[mod_python] Passing Cursor Objects

David Fraser davidf at sjsoft.com
Fri Jul 18 09:58:00 EST 2003


Mike Looijmans wrote:

>Good explanation, I'm sure you're erring on the 'too much' side here.
>
>Anyway, MySQL has a quite nice LIMIT command for this purpose. You can not
>only get the 'first 10' rows, but you can also make it fetch the last 10 or
>from 30-40. So all you need is to keep track of where you were and what the
>query was (you could make the page into a form and add <input type=hidden>
>tags and prev/next submit buttons. Or you could put the query into the url.
>
>If you have really long queries (URLs are limited to 6kB) consider using
>either POST requests or store the query into the database and supply a
>'handle' (row ID) instead.
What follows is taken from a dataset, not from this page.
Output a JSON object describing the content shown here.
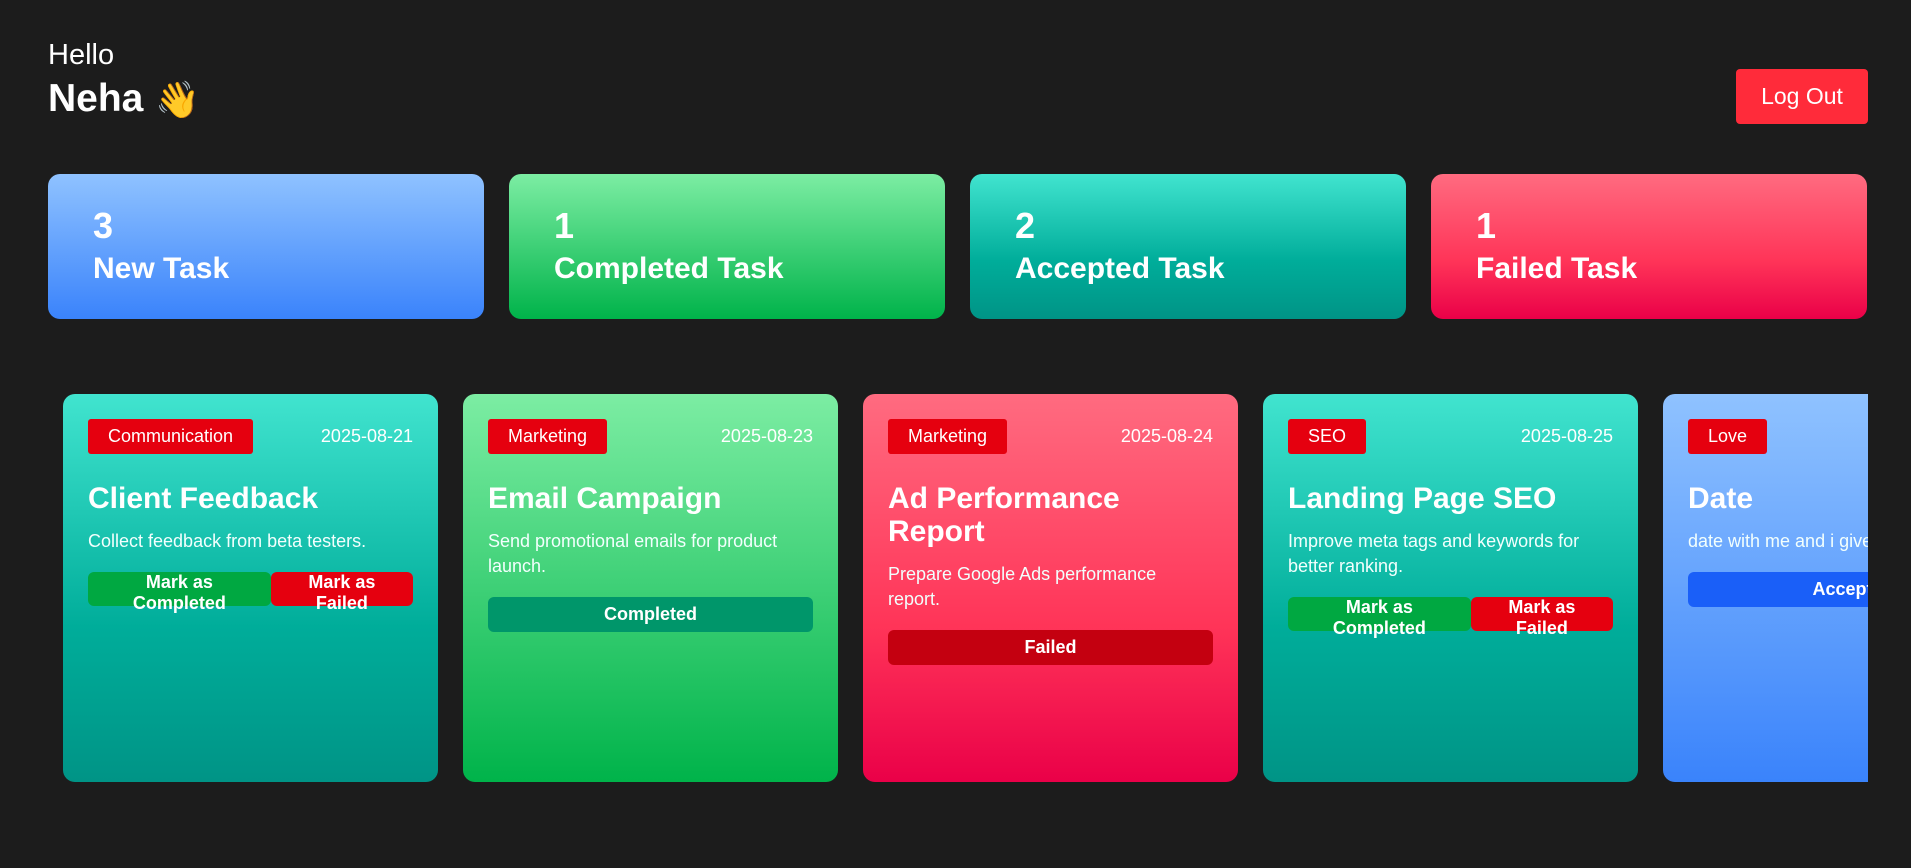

Throw away the query after an hour or so...
>  
>
>>So the long and short of it is you'll have to open a new cursor for
>>each request from the web.  It may help to think about the state of the
>>cursor that's most important to you: not the connection ID to the MySQL
>>server or anything like that.  It's probably the row number the user
>>last viewed, along with the components of the query.  If you put *that*
>>information into the generated HTML in such a way that the browser will
>>send it back to you (again, <input> tags are good for this), then
>>you'll be able to create a cursor in the necessary state by grabbing
>>any old cursor and executing the appropriate query.
>>
>>I hope this helps.  I try to err on the side of too much explaination.
>>    
>>
Or if you did really, even after those explanations, want to store the 
cursor, you could create a unique key for it, save it in a global 
dictionary (but note problems with different threads/processes), get the 
client to remember the key (cookie/hidden field/URL) and retrieve the 
cursor using the key on the next request...
But you probably really don't need to do that.